Eğitim programının içeriğiyle ilgili nedenler, eğitim düzeyine göre farklılık gösterdi. Bu oran düşük eğitim düzeyinde yüzde 28,7, orta düzeyde yüzde 35,9 ve yüksek eğitim düzeyinde yüzde 50,2 olarak kaydedildi.
Buna karşılık, hastalık veya engellilik gibi kişisel sağlık nedenleriyle bırakmalar, düşük eğitim düzeyinde (yüzde 11,1) daha yaygınken, orta düzeyde yüzde 9,8 ve yüksek düzeyde yüzde 5,6’ya geriledi.
Benzer şekilde ailevi veya kişisel nedenlerle okulu bırakma düşük eğitim düzeyinde daha belirgin oldu (yüzde 24,6) ve eğitim seviyesi yükseldikçe azaldı: Orta düzeyde yüzde 21,8, yüksek düzeyde ise yüzde 15. Çalışmayı tercih etme gerekçesi de aynı eğilimi gösterdi: düşük düzeyde yüzde 17,7, orta düzeyde yüzde 15,7 ve yüksek düzeyde yüzde 11,9.
Mali nedenlerle eğitimi yarıda bırakma ise yüksek eğitim düzeyinde (yüzde 5,7), orta düzeye (yüzde 4,8) kıyasla daha yaygın görüldü.
Bu veriler, yüksek eğitim seviyelerinde ayrılmanın daha çok içerik ve zorlukla ilgili olduğunu, düşük seviyelerde ise dış faktörlerin (aile, sağlık, iş) ağır bastığını gösteriyor.
Bu veriler, Eurostat'ın 2024 AB İşgücü Anketi'nin (EU-LFS) özel bir modülünden geliyor.
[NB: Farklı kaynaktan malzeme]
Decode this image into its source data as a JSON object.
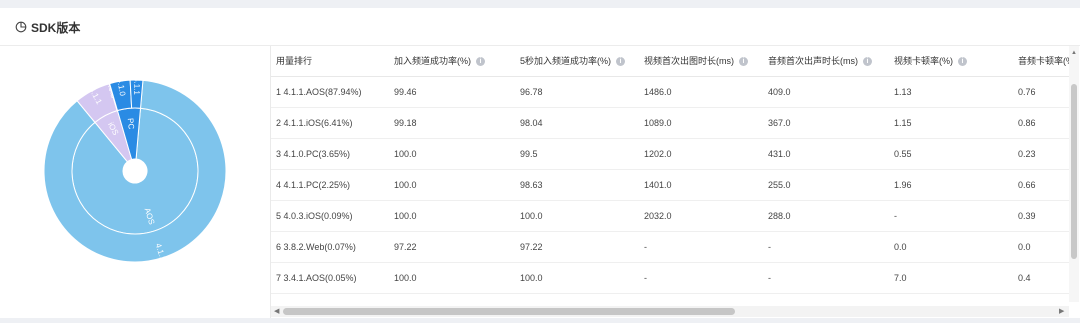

Uzmanlar (Avrupa Komisyonu ve eğitim araştırmacıları), erken ayrılmanın bireysel başarısızlık değil, sistemik sorunlardan kaynaklandığını vurguluyor: Okul desteği eksikliği, motivasyon kaybı, sosyal faktörler. Bunldar göçmen kökenli gençlerde daha yüksek risk. Çözüm önerileri arasında 'bütün okul yaklaşımı' (tüm paydaşların işbirliği), erken müdahale programları ve mesleki eğitimin güçlendirilmesi yer alıyor. Mali nedenlerin düşük olması, AB'de eğitim erişiminin görece iyi olduğunu gösterse de program kalitesinin iyileştirilmesi kritik önemde.
Bu istatistikler, eğitim politikalarının gençlerin beklentilerine daha iyi uyum sağlaması gerektiğini işaret ediyor.